As the first African American to serve as president of the Chicago Transit Authority and a proud son of the South Side of Chicago, this issue holds special importance for me. My parents and mentors instilled in me the belief that we have a responsibility to serve all people in a way that reflects their value as human beings. APTA’s leadership on Diversity, Equity and Inclusion is based on that principle.

In its first year, our two-year Racial Equity Commitment Pilot Program helped us understand how racial and cultural awareness and new behaviors can inform better decisions for our organizations and society.

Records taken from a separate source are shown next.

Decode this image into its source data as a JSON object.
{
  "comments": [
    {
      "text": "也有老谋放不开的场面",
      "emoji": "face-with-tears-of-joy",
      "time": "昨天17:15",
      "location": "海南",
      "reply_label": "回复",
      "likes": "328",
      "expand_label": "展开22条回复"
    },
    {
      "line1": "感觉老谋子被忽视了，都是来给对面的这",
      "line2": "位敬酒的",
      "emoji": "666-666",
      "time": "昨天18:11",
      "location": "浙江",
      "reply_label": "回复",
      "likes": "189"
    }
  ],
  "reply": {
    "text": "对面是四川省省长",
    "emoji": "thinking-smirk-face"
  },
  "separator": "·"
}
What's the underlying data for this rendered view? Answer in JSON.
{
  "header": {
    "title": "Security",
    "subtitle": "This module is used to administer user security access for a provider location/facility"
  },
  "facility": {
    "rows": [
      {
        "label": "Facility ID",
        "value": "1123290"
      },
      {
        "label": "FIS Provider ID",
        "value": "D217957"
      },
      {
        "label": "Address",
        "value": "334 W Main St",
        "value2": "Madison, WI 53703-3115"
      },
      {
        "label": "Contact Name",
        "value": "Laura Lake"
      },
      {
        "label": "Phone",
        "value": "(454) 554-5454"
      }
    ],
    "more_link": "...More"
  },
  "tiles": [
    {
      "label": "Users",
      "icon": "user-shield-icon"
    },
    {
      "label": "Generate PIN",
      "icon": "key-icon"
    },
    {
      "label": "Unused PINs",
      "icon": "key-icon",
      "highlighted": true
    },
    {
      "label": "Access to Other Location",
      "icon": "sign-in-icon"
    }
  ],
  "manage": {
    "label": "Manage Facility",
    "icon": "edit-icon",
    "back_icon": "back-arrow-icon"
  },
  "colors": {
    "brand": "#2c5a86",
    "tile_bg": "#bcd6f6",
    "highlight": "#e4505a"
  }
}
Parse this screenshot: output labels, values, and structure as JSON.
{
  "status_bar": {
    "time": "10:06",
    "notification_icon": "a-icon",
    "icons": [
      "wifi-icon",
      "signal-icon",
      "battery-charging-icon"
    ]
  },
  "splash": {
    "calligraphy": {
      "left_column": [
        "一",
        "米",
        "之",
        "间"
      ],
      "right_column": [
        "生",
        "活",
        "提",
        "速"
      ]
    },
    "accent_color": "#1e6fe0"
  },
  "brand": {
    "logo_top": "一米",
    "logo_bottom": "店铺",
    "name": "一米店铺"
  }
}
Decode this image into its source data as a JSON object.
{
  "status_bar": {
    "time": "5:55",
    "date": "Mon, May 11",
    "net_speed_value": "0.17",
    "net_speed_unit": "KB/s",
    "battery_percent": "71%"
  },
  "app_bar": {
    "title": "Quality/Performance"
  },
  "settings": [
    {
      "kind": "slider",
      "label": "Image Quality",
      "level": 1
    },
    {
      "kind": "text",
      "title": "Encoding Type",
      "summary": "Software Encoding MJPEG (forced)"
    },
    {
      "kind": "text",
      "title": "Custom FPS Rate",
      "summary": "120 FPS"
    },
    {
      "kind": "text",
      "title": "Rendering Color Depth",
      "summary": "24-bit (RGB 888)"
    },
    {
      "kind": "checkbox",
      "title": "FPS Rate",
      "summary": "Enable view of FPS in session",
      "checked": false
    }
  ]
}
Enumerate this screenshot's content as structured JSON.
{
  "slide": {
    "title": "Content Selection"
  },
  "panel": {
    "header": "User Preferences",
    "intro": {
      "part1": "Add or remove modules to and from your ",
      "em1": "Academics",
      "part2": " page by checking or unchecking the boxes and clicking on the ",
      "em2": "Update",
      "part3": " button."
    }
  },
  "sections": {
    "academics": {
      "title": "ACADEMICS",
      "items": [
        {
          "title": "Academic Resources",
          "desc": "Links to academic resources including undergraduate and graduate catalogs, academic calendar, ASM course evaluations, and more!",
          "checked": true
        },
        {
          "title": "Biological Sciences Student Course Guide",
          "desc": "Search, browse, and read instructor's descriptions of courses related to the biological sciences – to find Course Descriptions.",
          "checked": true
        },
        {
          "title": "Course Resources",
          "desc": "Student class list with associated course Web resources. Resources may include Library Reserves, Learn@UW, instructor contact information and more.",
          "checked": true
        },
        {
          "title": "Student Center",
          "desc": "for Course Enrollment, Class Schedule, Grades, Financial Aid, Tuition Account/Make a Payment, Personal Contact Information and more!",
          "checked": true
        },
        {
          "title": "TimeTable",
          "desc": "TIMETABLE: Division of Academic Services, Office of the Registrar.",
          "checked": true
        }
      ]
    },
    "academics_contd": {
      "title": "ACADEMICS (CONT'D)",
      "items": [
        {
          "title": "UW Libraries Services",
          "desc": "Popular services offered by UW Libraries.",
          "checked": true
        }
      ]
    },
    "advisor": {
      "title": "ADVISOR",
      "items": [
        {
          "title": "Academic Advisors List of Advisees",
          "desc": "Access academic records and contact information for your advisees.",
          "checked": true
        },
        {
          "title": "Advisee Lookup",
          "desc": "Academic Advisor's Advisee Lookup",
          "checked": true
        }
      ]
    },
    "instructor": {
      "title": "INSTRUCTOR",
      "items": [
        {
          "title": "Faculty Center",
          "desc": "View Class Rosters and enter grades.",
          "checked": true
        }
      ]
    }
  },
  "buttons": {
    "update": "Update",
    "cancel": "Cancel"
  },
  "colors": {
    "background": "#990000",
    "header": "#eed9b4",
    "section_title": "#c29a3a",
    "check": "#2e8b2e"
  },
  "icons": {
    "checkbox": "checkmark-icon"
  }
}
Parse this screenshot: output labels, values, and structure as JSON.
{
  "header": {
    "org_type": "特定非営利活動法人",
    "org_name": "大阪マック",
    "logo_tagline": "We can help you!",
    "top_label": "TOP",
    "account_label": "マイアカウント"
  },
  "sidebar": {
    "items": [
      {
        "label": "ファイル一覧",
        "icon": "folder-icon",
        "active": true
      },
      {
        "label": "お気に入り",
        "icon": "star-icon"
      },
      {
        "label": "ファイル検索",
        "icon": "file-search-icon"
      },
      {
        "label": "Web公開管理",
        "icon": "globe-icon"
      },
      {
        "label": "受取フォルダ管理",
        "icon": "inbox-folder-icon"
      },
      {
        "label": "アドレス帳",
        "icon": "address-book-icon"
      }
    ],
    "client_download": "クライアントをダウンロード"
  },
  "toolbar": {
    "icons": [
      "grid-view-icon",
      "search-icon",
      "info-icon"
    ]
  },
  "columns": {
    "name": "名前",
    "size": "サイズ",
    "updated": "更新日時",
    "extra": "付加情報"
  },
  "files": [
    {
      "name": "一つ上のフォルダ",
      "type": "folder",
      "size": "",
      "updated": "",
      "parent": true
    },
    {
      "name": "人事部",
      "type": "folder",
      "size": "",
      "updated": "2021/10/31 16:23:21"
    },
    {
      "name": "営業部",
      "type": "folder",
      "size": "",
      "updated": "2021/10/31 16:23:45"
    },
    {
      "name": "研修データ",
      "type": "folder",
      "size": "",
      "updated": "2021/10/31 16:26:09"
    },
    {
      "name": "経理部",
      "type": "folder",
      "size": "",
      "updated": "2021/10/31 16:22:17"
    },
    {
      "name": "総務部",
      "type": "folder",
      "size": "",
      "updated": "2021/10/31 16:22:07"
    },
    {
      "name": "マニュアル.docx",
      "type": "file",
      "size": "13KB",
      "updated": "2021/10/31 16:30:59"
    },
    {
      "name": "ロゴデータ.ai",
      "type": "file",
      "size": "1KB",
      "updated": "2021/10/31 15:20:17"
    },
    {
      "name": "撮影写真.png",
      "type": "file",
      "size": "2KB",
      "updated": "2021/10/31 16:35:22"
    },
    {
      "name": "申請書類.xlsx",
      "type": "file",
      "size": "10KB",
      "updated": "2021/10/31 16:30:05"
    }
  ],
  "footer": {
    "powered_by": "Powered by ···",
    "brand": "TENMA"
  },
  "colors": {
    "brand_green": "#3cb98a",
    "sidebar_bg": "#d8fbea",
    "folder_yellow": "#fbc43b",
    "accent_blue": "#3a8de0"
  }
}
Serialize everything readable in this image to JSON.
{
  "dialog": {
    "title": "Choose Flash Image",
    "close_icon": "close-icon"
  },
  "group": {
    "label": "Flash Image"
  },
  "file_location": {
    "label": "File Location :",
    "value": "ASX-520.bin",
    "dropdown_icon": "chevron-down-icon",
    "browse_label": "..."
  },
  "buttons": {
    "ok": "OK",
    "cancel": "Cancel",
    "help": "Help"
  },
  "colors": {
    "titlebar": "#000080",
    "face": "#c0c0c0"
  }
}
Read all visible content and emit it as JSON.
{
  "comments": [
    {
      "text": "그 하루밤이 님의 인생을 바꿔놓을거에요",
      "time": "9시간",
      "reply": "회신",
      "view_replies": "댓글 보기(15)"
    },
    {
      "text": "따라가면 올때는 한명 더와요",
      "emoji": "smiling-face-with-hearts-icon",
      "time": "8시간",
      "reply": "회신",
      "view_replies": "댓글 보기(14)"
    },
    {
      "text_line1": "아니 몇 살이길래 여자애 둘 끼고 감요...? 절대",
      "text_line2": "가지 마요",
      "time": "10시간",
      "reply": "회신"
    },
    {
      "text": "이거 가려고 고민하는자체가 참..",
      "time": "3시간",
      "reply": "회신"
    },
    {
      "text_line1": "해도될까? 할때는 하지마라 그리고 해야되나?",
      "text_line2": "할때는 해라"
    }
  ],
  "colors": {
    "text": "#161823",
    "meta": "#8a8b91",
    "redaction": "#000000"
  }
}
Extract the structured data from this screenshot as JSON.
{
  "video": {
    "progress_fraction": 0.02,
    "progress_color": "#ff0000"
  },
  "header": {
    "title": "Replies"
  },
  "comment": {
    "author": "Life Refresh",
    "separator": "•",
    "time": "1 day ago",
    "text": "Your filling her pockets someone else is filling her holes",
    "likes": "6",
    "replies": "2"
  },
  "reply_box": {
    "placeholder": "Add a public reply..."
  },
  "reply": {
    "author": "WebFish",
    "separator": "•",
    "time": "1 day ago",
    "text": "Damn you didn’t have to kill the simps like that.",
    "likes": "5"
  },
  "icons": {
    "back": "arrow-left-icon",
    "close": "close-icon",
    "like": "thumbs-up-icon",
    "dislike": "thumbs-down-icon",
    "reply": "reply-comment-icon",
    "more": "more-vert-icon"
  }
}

APTA also embraced the Biden Administration’s goal of investing in underserved communities by providing our members with the information and tools to access targeted funding opportunities. Part of this effort included APTAU’s Kaleidoscope webinar series on Critical Conversations about Race, Equity and the Wealth Gap, in which I was privileged to participate.

In Chicago, my agency has begun work on the Red Line Extension Project. This investment will lengthen the city’s busiest rail line to neighborhoods populated by low-income, transit-dependent and predominantly Black residents who have been denied rail service needed to access jobs, education and other opportunities.

This project will provide a 50 percent increase in newly accessible jobs within an hour’s commute—­critical for communities in which 25 percent of residents live below the poverty level. Also, nearly $25 million of the project’s labor is targeted to workers from economically disadvantaged areas, and more than $243 million in contracts will be awarded to DBE firms—not only in Chicago, but nationwide.

As I reflect on the past year, much of our success can be credited to the dedication of the APTA Board of Directors, the leadership of President and CEO Paul Skoutelas and the APTA staff, and most importantly, our members’ commitment to expand access to opportunities through mobility.

APTA’s transit agencies and business members are meeting new challenges, addressing never-before-seen issues and investing in their communities. It is a remarkable start to the kind of public transportation our nation needs and deserves.

I will be forever grateful for the privilege of serving APTA and our industry, and I am proud to have contributed in a small way to our ambitious future.